The goal of this proposal is to advance a research program of developing sublinear-time algorithms for estimating a wide range of natural and important classes of probability distributions. We live in an era of "big data," where the amount of data that can be brought to bear on questions of biology, climate, economics, etc, is vast and expanding rapidly. Much of this raw data frequently consists of example points without corresponding labels. The challenge of how to make sense of this unlabeled data has immediate relevance and has rapidly become a bottleneck in scientific understanding across many disciplines. An important class of big data is most naturally modeled as samples from a probability distribution over a very large domain. The challenge of big data is that the sizes of the domains of the distributions are immense, typically resulting in unacceptably slow algorithms. Scaling up a computational framework to comfortably deal with ever-larger data presents a series of challenges in algorithms.

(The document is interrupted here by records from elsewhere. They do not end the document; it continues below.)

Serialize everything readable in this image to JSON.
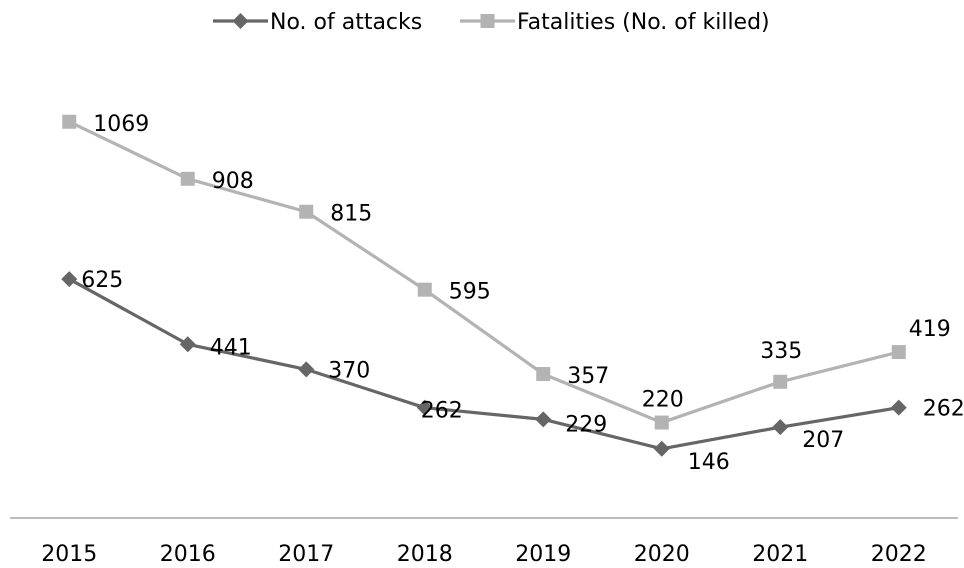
{
  "chart_data": {
    "type": "line",
    "categories": [
      "2015",
      "2016",
      "2017",
      "2018",
      "2019",
      "2020",
      "2021",
      "2022"
    ],
    "series": [
      {
        "name": "No. of attacks",
        "values": [
          625,
          441,
          370,
          262,
          229,
          146,
          207,
          262
        ],
        "color": "#666666",
        "marker": "diamond"
      },
      {
        "name": "Fatalities (No. of killed)",
        "values": [
          1069,
          908,
          815,
          595,
          357,
          220,
          335,
          419
        ],
        "color": "#b3b3b3",
        "marker": "square"
      }
    ],
    "title": "",
    "xlabel": "",
    "ylabel": "",
    "ylim": [
      0,
      1200
    ],
    "grid": false,
    "legend": "top-center",
    "axis_color": "#a6a6a6"
  }
}
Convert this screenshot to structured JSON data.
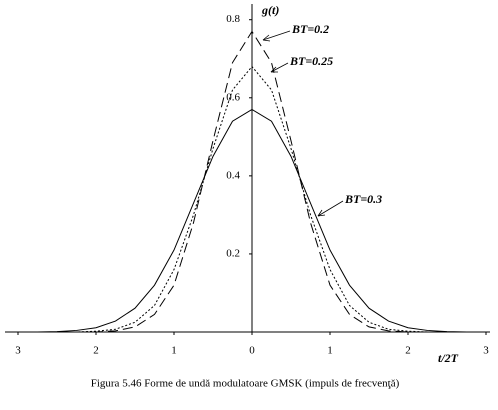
{
  "chart_data": {
    "type": "line",
    "x_label": "t/2T",
    "y_label": "g(t)",
    "caption": "Figura 5.46 Forme de undă modulatoare GMSK (impuls de frecvenţă)",
    "x": [
      -3,
      -2.75,
      -2.5,
      -2.25,
      -2,
      -1.75,
      -1.5,
      -1.25,
      -1,
      -0.75,
      -0.5,
      -0.25,
      0,
      0.25,
      0.5,
      0.75,
      1,
      1.25,
      1.5,
      1.75,
      2,
      2.25,
      2.5,
      2.75,
      3
    ],
    "series": [
      {
        "name": "BT=0.2",
        "color": "#000000",
        "style": "dashed",
        "values": [
          0,
          0,
          0,
          0,
          0,
          0.003,
          0.013,
          0.045,
          0.12,
          0.28,
          0.49,
          0.69,
          0.77,
          0.69,
          0.49,
          0.28,
          0.12,
          0.045,
          0.013,
          0.003,
          0,
          0,
          0,
          0,
          0
        ]
      },
      {
        "name": "BT=0.25",
        "color": "#000000",
        "style": "dotted",
        "values": [
          0,
          0,
          0,
          0,
          0.002,
          0.007,
          0.025,
          0.068,
          0.16,
          0.3,
          0.47,
          0.62,
          0.68,
          0.62,
          0.47,
          0.3,
          0.16,
          0.068,
          0.025,
          0.007,
          0.002,
          0,
          0,
          0,
          0
        ]
      },
      {
        "name": "BT=0.3",
        "color": "#000000",
        "style": "solid",
        "values": [
          0,
          0,
          0.001,
          0.004,
          0.011,
          0.028,
          0.061,
          0.12,
          0.21,
          0.33,
          0.45,
          0.54,
          0.57,
          0.54,
          0.45,
          0.33,
          0.21,
          0.12,
          0.061,
          0.028,
          0.011,
          0.004,
          0.001,
          0,
          0
        ]
      }
    ],
    "xlim": [
      -3,
      3
    ],
    "xticks": [
      {
        "value": -3,
        "label": "3"
      },
      {
        "value": -2,
        "label": "2"
      },
      {
        "value": -1,
        "label": "1"
      },
      0,
      1,
      2,
      3
    ],
    "ylim": [
      0,
      0.83
    ],
    "yticks": [
      0.2,
      0.4,
      0.6,
      0.8
    ],
    "grid": false
  }
}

This prompts the basic question: Given samples from some unknown distribution, what can we infer? While this question has been studied for several decades by various different communities of researchers, both the number of samples and running time required for such estimation tasks are not yet well understood, even for some surprisingly simple types of discrete distributions. The proposed research focuses on sublinear-time algorithms, that is, algorithms that run in time that is significantly less than the domain of the underlying distributions. In this project we will develop sublinear-time algorithms for estimating various classes of discrete distributions over very large domains. Specific problems we will address include: (1) Developing sublinear algorithms to estimate probability distributions that satisfy various natural types of "shape restrictions" on the underlying probability density function. (2) Developing sublinear algorithms for estimating complex distributions that result from the aggregation of many independent simple sources of randomness. We believe that highly efficient algorithms for these estimation tasks may play an important role for the next generation of large-scale machine learning applications.